Literature, philosophy, and folksy wisdom is full of sayings that have to do with one thing not waiting on another thing.
"Time and tide wait for no man" springs to mind, but there are plenty of other chestnuts that have sprouted along a similar path.
What to do, where to go and what to see
Likewise? If the planet Mercury is going to pass in front of our nearest star, giving we earthlings a chance to admire the rare and cosmic occurrence, well, it is going to go ahead and happen, even if it is a weekday, a Monday no less, and quite early.
And that's exactly what's going to happen on Monday morning, Nov. 11.
To mark the Mercury Transit, Mount Wilson Observatory will open at 6 a.m. on Nov. 11.
This is definitely not a "naked eye" event, keep in mind, and solar glasses will not be available.
So what will be happening?
"We will open the the 150' Solar Telescope with a project image as well as live-cast an H-alpha image of the event in our Auditorium," reads a message from the observatory on Facebook.

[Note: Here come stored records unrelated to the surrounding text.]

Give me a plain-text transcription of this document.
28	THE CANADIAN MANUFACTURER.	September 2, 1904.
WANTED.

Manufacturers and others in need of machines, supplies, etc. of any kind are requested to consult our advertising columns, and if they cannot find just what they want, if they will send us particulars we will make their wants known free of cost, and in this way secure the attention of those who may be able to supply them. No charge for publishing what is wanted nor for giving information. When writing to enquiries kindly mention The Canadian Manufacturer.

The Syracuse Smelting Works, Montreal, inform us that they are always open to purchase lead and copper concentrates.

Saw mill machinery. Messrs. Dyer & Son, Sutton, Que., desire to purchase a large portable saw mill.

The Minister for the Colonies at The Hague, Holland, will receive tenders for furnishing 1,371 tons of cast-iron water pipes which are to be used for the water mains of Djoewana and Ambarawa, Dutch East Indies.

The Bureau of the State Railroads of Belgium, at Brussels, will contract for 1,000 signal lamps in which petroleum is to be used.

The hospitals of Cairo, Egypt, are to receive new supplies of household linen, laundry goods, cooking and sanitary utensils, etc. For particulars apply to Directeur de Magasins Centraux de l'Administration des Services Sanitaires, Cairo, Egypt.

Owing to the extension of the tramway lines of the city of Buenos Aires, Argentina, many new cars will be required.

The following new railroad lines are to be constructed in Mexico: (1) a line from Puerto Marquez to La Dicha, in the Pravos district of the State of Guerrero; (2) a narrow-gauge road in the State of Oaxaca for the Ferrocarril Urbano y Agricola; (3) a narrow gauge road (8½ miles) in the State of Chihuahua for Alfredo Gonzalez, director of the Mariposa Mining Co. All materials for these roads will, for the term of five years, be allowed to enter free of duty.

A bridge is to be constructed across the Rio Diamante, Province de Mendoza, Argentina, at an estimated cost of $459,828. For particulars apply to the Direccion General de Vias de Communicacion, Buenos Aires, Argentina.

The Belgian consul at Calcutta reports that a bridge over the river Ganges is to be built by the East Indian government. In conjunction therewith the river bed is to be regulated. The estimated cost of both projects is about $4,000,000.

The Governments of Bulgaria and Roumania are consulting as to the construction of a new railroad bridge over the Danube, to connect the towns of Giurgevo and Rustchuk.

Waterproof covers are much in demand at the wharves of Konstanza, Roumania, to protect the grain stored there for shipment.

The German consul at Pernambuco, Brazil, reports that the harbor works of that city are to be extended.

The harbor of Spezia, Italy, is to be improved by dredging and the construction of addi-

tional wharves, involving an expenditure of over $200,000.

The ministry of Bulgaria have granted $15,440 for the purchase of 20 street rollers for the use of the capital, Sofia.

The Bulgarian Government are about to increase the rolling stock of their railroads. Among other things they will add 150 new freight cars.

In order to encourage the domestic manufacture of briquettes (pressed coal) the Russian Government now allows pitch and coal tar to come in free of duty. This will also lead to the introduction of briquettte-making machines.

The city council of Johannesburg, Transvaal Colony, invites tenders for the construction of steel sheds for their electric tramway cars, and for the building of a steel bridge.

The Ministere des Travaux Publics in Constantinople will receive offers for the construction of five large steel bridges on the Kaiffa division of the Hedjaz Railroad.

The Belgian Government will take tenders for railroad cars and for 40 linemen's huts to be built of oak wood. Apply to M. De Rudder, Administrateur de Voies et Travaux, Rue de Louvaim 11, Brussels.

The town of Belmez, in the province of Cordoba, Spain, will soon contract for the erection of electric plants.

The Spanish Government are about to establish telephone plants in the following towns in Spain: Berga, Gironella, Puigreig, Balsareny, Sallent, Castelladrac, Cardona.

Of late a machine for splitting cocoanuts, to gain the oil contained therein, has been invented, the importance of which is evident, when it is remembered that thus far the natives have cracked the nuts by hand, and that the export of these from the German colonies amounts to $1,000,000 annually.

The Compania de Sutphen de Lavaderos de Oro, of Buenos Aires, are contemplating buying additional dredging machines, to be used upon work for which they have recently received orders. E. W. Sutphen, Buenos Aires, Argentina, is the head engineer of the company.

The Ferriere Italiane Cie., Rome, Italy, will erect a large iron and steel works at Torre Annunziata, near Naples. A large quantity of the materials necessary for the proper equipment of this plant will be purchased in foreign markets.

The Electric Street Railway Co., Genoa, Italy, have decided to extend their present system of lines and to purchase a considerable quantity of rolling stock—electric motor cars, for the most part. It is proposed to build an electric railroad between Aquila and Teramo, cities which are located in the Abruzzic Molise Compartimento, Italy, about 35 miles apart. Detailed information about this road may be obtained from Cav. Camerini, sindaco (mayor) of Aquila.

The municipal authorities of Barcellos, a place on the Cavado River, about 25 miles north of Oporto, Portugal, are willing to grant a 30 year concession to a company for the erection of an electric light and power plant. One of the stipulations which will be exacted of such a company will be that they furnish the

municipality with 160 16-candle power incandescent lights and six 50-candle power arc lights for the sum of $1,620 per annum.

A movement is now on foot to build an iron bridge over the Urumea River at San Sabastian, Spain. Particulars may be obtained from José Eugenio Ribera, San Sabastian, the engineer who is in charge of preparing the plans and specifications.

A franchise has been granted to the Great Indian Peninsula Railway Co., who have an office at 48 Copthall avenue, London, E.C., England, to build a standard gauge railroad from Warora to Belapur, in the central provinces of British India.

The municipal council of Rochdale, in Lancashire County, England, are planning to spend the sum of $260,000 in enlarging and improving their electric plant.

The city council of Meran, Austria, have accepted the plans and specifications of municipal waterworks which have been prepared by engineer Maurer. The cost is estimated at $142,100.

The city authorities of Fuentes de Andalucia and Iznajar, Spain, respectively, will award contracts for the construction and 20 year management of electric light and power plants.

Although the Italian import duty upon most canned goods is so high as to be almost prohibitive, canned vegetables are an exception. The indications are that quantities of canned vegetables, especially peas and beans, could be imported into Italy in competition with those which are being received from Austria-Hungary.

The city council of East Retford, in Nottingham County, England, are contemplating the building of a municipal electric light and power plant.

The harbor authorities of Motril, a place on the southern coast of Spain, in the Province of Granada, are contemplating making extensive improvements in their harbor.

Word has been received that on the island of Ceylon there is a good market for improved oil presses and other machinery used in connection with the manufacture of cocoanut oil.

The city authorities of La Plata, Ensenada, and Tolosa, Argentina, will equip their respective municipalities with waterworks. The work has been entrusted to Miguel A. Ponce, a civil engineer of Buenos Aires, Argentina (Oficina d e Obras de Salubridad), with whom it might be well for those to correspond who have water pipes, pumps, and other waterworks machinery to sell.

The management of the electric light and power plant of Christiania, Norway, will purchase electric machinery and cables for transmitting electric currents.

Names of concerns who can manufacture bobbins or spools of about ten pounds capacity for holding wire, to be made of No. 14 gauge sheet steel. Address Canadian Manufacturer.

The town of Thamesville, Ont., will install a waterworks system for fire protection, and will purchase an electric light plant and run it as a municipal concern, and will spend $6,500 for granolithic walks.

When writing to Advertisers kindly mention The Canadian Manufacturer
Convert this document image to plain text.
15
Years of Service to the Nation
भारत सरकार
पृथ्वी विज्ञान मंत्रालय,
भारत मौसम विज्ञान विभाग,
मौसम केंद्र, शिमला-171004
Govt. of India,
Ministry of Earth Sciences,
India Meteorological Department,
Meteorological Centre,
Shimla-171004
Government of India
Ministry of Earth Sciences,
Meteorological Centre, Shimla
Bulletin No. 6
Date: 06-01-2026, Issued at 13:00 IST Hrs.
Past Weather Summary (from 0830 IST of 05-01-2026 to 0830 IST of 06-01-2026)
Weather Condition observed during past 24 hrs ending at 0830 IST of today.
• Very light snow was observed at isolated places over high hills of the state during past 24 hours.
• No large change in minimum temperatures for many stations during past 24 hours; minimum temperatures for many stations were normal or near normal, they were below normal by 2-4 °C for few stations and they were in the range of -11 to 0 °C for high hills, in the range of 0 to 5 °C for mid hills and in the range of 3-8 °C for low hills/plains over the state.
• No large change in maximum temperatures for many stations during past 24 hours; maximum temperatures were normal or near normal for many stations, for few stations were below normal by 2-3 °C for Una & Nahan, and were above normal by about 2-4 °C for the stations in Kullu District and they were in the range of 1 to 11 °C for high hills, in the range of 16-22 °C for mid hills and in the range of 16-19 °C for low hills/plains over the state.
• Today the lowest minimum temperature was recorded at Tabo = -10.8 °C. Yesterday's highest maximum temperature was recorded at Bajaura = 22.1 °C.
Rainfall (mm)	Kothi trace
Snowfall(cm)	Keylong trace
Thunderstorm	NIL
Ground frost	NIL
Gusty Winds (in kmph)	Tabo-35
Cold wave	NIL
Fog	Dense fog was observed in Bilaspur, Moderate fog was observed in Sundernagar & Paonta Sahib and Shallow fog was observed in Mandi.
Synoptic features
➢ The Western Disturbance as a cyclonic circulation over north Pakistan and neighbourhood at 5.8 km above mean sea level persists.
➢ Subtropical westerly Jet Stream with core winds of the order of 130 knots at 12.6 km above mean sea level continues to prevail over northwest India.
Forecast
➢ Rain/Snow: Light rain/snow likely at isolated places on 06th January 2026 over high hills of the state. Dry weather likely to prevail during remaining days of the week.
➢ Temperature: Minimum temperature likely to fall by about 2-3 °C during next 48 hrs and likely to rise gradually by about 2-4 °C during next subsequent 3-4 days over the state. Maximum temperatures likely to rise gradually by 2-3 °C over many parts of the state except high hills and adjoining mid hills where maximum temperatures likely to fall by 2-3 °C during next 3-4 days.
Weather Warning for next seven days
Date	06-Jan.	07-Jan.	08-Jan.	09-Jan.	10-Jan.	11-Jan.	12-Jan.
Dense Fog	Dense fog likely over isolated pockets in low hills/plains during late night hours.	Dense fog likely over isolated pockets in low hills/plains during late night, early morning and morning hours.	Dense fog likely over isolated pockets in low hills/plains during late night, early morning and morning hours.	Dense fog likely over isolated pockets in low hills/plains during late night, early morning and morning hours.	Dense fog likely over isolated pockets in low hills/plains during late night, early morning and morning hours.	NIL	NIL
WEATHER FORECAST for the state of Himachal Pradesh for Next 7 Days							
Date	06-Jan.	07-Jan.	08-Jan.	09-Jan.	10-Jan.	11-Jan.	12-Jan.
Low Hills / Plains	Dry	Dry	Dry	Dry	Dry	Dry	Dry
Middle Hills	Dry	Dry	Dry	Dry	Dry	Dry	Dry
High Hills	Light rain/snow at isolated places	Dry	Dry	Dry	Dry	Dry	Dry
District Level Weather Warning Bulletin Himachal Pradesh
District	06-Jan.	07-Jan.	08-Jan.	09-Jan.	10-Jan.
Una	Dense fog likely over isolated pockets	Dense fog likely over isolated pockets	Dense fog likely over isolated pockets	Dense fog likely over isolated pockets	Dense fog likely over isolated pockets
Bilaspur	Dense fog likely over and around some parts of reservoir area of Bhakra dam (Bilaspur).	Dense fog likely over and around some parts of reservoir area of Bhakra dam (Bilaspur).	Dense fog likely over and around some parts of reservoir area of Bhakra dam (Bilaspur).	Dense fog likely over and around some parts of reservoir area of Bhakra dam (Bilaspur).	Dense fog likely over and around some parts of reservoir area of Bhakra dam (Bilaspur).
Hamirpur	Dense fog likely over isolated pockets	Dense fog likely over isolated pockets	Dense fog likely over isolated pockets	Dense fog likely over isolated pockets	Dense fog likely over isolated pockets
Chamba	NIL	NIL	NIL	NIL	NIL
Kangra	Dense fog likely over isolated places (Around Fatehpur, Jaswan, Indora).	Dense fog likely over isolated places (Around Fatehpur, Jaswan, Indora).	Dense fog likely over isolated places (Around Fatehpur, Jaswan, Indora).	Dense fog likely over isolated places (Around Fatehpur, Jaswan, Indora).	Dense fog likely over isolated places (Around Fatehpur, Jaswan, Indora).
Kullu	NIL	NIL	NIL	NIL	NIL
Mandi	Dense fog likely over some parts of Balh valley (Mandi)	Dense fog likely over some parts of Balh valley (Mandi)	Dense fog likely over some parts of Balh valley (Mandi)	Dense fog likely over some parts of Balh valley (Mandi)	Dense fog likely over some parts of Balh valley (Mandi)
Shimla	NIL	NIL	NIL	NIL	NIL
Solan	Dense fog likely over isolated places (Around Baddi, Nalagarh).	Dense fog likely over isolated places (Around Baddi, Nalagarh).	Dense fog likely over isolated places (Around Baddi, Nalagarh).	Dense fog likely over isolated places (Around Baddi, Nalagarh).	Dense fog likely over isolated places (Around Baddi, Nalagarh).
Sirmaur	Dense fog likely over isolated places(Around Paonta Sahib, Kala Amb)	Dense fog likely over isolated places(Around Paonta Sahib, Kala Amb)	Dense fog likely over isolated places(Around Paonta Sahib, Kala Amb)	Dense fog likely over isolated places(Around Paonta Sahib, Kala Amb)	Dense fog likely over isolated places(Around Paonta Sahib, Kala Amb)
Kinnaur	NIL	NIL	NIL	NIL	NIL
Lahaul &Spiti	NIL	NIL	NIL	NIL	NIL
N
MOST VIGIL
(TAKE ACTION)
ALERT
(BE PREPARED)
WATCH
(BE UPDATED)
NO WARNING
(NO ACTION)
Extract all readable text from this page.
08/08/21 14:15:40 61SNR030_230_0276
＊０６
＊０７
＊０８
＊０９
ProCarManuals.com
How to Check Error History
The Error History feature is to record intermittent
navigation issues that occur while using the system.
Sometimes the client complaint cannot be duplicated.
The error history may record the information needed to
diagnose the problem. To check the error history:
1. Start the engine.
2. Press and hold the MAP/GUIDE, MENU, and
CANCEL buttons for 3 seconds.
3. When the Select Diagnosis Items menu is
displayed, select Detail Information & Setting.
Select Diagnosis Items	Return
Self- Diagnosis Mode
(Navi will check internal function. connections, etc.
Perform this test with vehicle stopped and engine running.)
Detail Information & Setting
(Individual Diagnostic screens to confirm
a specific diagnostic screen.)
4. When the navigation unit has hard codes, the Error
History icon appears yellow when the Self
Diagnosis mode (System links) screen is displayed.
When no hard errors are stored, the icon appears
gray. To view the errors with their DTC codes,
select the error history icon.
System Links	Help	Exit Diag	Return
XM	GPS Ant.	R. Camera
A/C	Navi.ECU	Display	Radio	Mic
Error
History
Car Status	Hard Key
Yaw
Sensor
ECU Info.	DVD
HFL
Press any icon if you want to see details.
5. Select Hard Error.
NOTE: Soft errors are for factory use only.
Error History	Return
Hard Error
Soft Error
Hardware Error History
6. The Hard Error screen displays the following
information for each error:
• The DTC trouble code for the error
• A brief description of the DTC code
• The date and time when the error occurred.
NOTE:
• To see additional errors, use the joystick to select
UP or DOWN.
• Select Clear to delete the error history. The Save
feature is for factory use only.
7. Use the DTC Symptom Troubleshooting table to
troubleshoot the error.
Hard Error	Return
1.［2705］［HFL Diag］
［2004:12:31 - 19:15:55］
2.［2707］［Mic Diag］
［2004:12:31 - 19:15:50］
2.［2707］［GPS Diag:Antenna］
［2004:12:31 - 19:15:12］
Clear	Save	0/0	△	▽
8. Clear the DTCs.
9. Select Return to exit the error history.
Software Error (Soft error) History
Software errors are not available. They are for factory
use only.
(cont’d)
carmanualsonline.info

"Additionally, we will host amateur astronomical telescopes provided by members of the Los Angeles Astronomical Society and others for public viewing."
There's a full schedule posted on the observatory's Facebook page, if you want to be sure to time your visit to when the full transit is in flower (though the full comes soon after the partial, and "maximum" will happen at 7:20:28 a.m.).
"There is no fee associated with this event," is the word from Mount Wilson.
If you can't join, hang tight: The next Mercury Transit happens in 2032.